On 25 July 677, the Slavs launched a coordinated assault on the walls. They had asked for help from the Drougoubitai, a large tribal confederation northwest of the city who knew how to build siege engines. The defenders had been weakened by the absence of much of the population who had sailed off in the city's available ships to buy grain from the friendly Belegezitai. According to the Miracles, the Strymonitai got within three miles of the walls and then turned back, crediting the saint's intervention. That left the Rhynchinoi and Sagoudatai to carry the brunt of the fighting. They attacked for three days. On 27 July they withdrew, leaving their siege engines behind. Saint Demetrius was credited with appearing in person on foot, carrying a cudgel, to repel an attack on a postern at a place called Arktos. Some modern commentators read this as evidence the Slavs briefly broke through the wall there. A few days later the grain expedition returned from Thessaly. The city had food again.

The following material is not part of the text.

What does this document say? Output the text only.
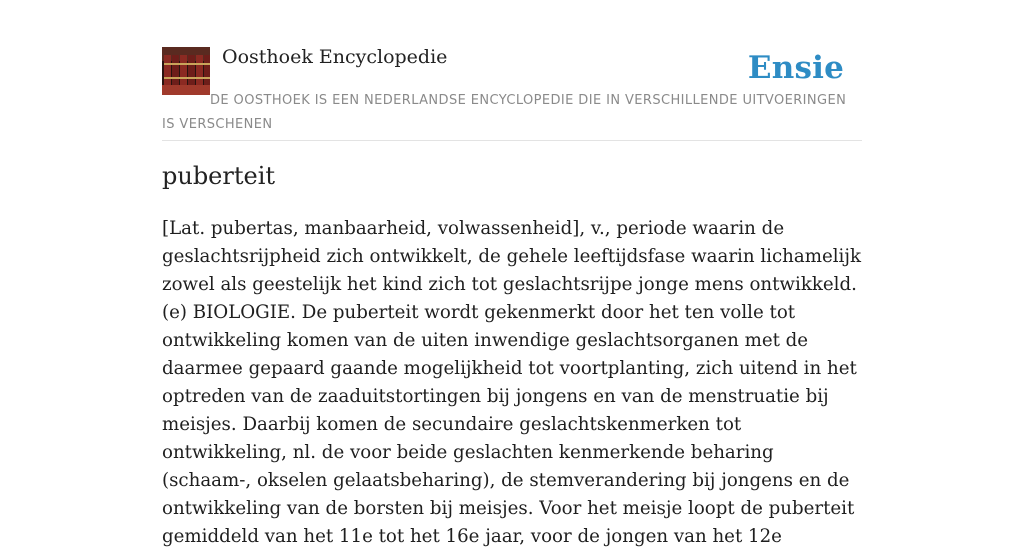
Oosthoek Encyclopedie	Ensie
DE OOSTHOEK IS EEN NEDERLANDSE ENCYCLOPEDIE DIE IN VERSCHILLENDE UITVOERINGEN IS VERSCHENEN
puberteit

[Lat. pubertas, manbaarheid, volwassenheid], v., periode waarin de geslachtsrijpheid zich ontwikkelt, de gehele leeftijdsfase waarin lichamelijk zowel als geestelijk het kind zich tot geslachtsrijpe jonge mens ontwikkeld. (e) BIOLOGIE. De puberteit wordt gekenmerkt door het ten volle tot ontwikkeling komen van de uiten inwendige geslachtsorganen met de daarmee gepaard gaande mogelijkheid tot voortplanting, zich uitend in het optreden van de zaaduitstortingen bij jongens en van de menstruatie bij meisjes. Daarbij komen de secundaire geslachtskenmerken tot ontwikkeling, nl. de voor beide geslachten kenmerkende beharing (schaam-, okselen gelaatsbeharing), de stemverandering bij jongens en de ontwikkeling van de borsten bij meisjes. Voor het meisje loopt de puberteit gemiddeld van het 11e tot het 16e jaar, voor de jongen van het 12e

The blockade continued for another year, but with less intensity. The Slavs turned to piracy in the northern Aegean, building actual seagoing ships and raiding all the way to the Sea of Marmara. Then in 678, with the great Arab fleet destroyed at Constantinople and the imperial threat there ended, the emperor finally sent troops. Constantine IV's army marched through Thrace and struck the Strymonitai in their own settlements. The Slavs, warned, prepared their defense, occupied the passes, and called on allied tribes for aid. They were defeated anyway. Settlements close to Thessalonica emptied as Slavs fled inland. The famished Thessalonians, including unarmed women and children, came out to pillage the abandoned Slavic villages for food. Then the emperor sent a grain fleet under armed escort, sixty thousand measures of wheat for the city. The Slavs requested peace negotiations. What was agreed has not been recorded. The siege had ended.
The Walls of Thessaloniki at 40.63N, 22.95E run along the upper city of modern Thessaloniki, with the surviving Heptapyrgion fortress visible at the northeast corner and the eastern Trigonion section descending to the Thermaic Gulf. The 7th-century walls would have been roughly the same line as the medieval defenses still visible today. Recommended viewing altitude is 4,000-6,000 feet for the wall trace and the city's amphitheater layout against the gulf. Thessaloniki Makedonia (LGTS) sits 10 nautical miles southeast. The Strymon River, home to the Strymonitai who blockaded the city in this siege, flows about 70 km east. The Vardar (Axios) River runs west. The Pagasetic Gulf, where the friendly Belegezitai sold grain to the besieged city, is around 100 nautical miles south near modern Volos. Northern Aegean haze is heaviest in summer.